Generally speaking, Starting Strength (more for the TRUE novice so Texas Method may be a better choice) , 5/3/1, or really anything that follows a linear progression model will work just fine. Put more weight on the bar each workout until you can’t lol.


#3

Thanks, I’m just looking to get strong with a good physique. Which doesn’t help at all I assume. I’m guessing that would mean I’m shooting more for the bodybuilding path.


#4

I’m currently running this one and it’s good for that purpose:

but you may want run one of the other ones to spend more time with the basic lifts.


#5

5/3/1 BBB and Texas Method are my favorites


#6

Isn’t BBB looked as more for intermediates rather than beginners?


#7

I don’t think you’ll find many folks that have actually lifted weights for a long time that are as concerned with that distinction as the internet would have you believe.

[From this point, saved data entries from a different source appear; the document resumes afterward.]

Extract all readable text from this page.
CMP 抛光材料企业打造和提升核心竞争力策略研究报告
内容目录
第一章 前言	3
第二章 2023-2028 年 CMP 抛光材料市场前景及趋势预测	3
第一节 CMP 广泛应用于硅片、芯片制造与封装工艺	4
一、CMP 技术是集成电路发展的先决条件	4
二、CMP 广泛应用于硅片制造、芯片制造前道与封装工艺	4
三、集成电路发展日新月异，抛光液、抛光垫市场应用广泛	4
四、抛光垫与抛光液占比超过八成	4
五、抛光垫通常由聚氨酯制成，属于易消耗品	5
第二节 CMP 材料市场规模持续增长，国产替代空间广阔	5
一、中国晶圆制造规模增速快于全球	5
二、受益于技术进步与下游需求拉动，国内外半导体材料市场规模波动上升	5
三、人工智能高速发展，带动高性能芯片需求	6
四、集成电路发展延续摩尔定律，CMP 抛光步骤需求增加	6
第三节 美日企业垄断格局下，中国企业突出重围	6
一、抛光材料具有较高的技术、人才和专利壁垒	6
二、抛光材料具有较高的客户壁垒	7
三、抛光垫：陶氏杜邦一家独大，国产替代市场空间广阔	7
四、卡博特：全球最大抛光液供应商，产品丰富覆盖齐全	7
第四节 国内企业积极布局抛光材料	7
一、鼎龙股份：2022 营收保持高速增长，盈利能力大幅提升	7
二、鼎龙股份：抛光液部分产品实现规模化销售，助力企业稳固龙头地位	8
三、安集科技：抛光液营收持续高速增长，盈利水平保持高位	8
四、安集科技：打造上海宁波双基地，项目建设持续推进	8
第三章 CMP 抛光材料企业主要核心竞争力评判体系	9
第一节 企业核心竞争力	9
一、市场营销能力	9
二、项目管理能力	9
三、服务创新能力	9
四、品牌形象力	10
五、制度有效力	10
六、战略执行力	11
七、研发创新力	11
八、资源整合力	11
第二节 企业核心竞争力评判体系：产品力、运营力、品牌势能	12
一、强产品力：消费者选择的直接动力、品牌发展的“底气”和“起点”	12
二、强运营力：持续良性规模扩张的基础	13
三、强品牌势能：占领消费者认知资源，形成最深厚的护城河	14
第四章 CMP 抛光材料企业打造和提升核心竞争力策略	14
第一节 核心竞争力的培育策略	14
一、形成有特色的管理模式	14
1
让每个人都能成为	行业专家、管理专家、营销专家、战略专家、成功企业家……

If you think you’ll like it/ stick to it, do it.


#8

Please forget this intermediate/beginner thing. It does you no favours.

5/3/1 programs are for people that understand the philosophy behind 5/3/1. Buy the books, read the chapters before the rep schemes and templates.


#9

Jim has said many times BBB isn’t for beginners. Said it on this very site in fact. Beginners can’t do sets of 10 on the main lifts without their form falling apart. That is what makes them beginners.

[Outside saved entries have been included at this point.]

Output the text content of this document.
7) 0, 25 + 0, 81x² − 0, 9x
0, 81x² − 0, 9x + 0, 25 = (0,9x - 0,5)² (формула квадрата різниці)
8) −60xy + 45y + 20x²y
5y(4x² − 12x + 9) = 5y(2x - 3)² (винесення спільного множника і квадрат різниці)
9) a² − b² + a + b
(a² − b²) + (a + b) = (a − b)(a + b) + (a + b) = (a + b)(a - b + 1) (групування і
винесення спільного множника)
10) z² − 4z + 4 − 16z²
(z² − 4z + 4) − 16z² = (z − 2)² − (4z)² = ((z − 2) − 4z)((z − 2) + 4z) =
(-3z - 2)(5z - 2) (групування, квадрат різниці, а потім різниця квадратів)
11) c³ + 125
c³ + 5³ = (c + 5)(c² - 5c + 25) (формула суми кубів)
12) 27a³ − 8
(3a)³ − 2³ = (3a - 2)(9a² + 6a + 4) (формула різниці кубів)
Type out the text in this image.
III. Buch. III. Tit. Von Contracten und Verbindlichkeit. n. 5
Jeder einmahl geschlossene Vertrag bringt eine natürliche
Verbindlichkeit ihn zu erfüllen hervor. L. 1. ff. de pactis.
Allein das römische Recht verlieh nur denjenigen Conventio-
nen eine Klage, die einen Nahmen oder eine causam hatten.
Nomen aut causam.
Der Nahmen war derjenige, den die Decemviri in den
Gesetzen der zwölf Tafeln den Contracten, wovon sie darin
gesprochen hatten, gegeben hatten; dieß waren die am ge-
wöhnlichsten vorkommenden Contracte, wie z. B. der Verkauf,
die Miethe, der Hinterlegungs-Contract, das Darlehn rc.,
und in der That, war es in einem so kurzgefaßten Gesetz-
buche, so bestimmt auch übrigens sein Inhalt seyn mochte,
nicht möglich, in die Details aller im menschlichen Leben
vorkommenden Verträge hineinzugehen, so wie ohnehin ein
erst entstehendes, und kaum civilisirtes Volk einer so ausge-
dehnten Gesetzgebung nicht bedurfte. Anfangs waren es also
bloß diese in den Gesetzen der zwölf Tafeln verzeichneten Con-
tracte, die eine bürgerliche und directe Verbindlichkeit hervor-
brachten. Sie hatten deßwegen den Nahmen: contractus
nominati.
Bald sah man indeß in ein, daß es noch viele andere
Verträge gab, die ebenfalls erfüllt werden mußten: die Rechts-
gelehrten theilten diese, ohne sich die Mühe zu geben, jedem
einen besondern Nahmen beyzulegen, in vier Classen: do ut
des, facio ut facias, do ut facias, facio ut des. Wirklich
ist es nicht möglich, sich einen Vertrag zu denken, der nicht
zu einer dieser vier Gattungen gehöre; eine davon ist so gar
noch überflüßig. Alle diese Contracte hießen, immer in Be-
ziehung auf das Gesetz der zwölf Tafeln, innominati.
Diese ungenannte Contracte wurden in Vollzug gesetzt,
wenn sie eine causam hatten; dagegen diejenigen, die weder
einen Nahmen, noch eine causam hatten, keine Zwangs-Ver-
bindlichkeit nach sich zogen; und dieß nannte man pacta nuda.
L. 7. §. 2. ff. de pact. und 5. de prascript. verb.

If you CAN do 5x10 while keeping form, it is a solid choice.


#10

Yeah they say that, but I did BBB as a beginner easily

I guess it also comes down to what you consider a “beginner” or “intermediate”
WHen I did BBB, I had been working out for a while, was a certified personal trainer at a commercial gym, but could only bench 185, squat/deadlift 275, and barely OHP 115 without banana pressing it. I started the BBB sets at 50%, and it wasn’t hard to do 5x10 of 95, 135, 55 respectively for each lift. I still wouldn’t consider myself intermediate


#11

I have no idea what the heck an intermediate is, but I’d say calling someone who can’t keep form through 10 reps a beginner is a solid metric.

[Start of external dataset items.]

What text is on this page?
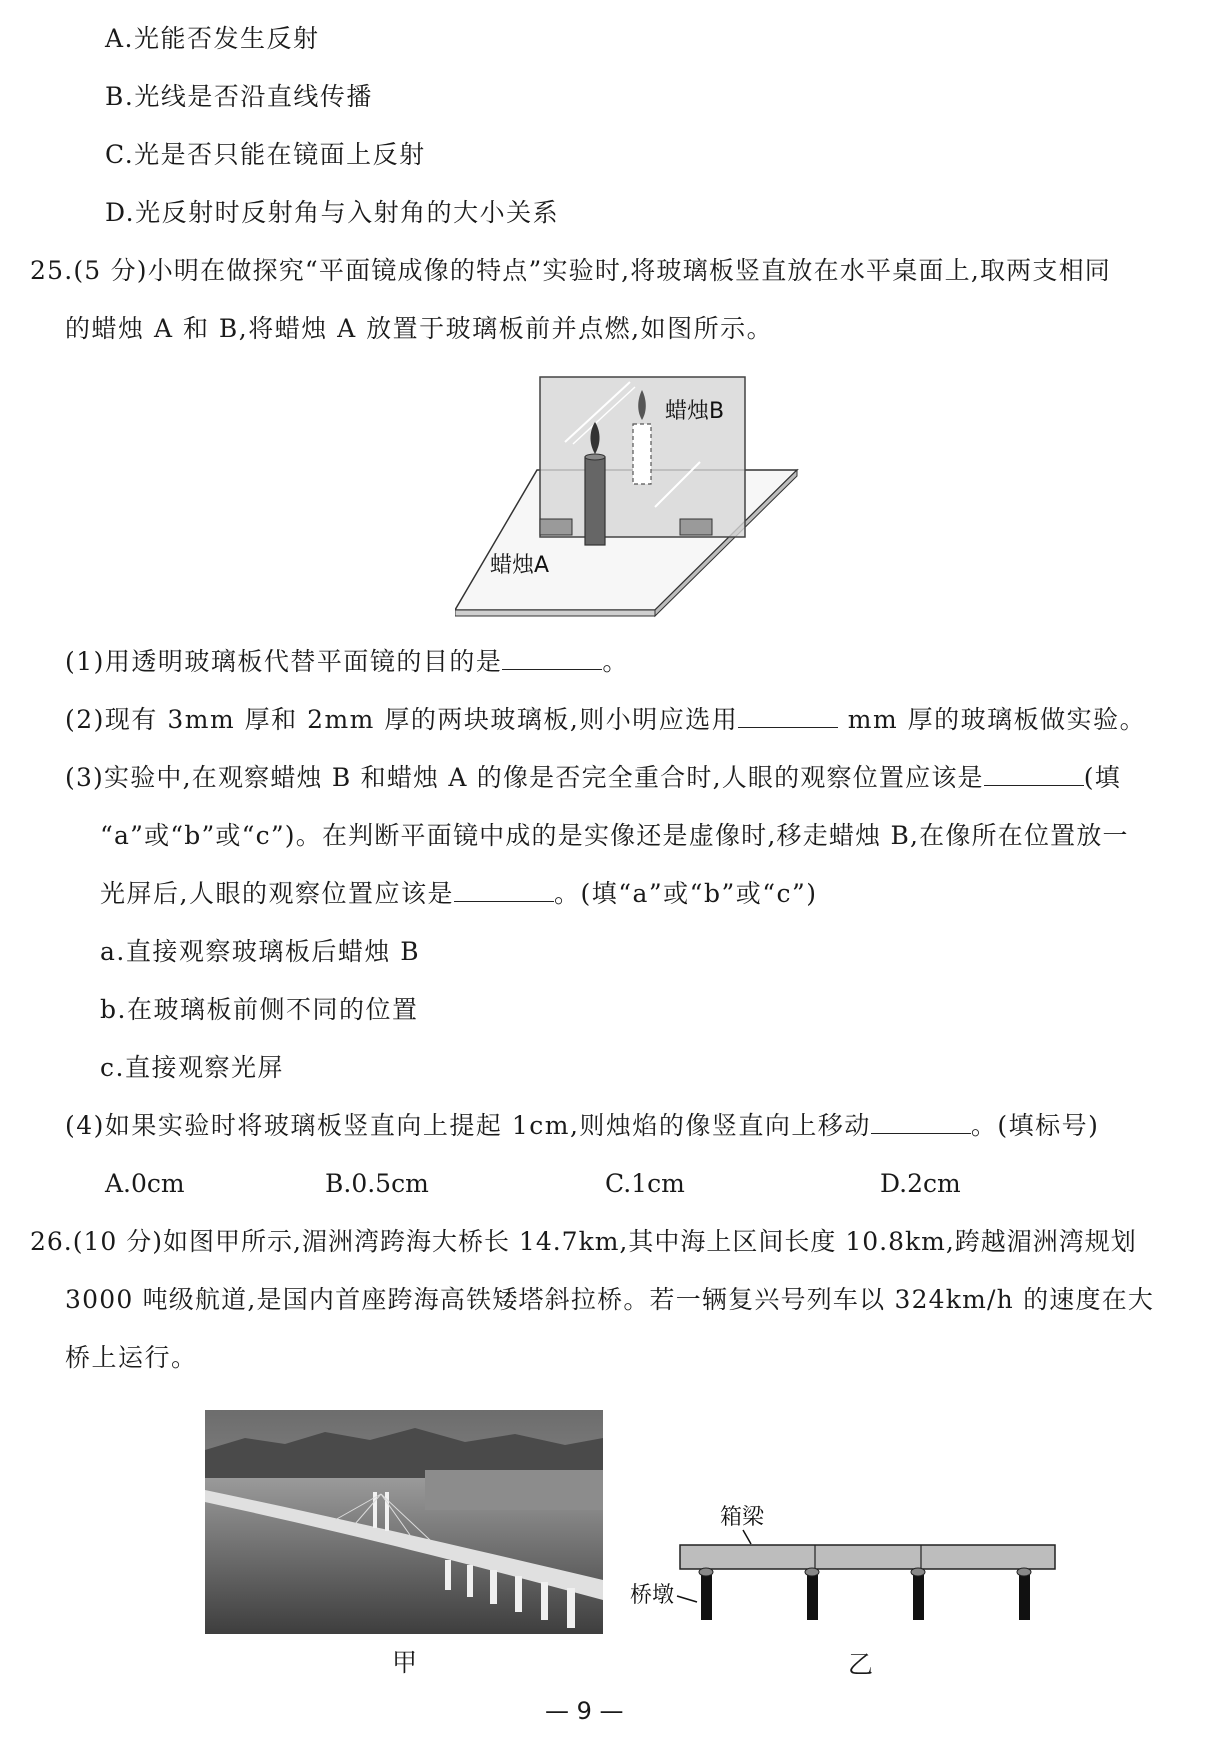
A.光能否发生反射
B.光线是否沿直线传播
C.光是否只能在镜面上反射
D.光反射时反射角与入射角的大小关系
25.(5 分)小明在做探究“平面镜成像的特点”实验时,将玻璃板竖直放在水平桌面上,取两支相同
的蜡烛 A 和 B,将蜡烛 A 放置于玻璃板前并点燃,如图所示。
蜡烛B
蜡烛A
(1)用透明玻璃板代替平面镜的目的是	。
(2)现有 3mm 厚和 2mm 厚的两块玻璃板,则小明应选用	mm 厚的玻璃板做实验。
(3)实验中,在观察蜡烛 B 和蜡烛 A 的像是否完全重合时,人眼的观察位置应该是	(填
“a”或“b”或“c”)。在判断平面镜中成的是实像还是虚像时,移走蜡烛 B,在像所在位置放一
光屏后,人眼的观察位置应该是	。(填“a”或“b”或“c”)
a.直接观察玻璃板后蜡烛 B
b.在玻璃板前侧不同的位置
c.直接观察光屏
(4)如果实验时将玻璃板竖直向上提起 1cm,则烛焰的像竖直向上移动	。(填标号)
A.0cm	B.0.5cm	C.1cm	D.2cm
26.(10 分)如图甲所示,湄洲湾跨海大桥长 14.7km,其中海上区间长度 10.8km,跨越湄洲湾规划
3000 吨级航道,是国内首座跨海高铁矮塔斜拉桥。若一辆复兴号列车以 324km/h 的速度在大
桥上运行。
甲
箱梁
桥墩
乙
— 9 —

If they can do that, they’re not a beginner. They don’t need a title beyond that in my opinion: they can simply be not a beginner.


#12

theres a 5/3/1 BEGINNERS program too


#13

Sample Workout Routine:

  • Dumbbell Bench Press. 2 sets, 10-12 Reps.
  • Butterfly. 2 sets, 10-12 Reps.
  • Standing Military Press. 2 sets, 10-12 Reps.
  • Triceps Push down. 2 sets, 10-12 Reps.
  • Lying Triceps Press. 2 sets, 10-12 Reps.
  • Side Lateral Raise. 2 sets, 10-12 Reps.
  • Preacher Curl. 2 sets, 10-12 Reps.
  • Seated Dumbbell Curl. 2 sets, 10-12 Reps.

#14

What is this?


#15

Have you had any success with approach?


#16

yes, i do


#17

Well shit, you’ve convinced me.


#18

In my opinion 531 for begginers is the way to go. But also BBS or any of the full body templates are good options. As said above BBB is a good option if you’re mindful of form. My brother starting out did BBB but I always watched and shut it down when it started getting overly sloppy.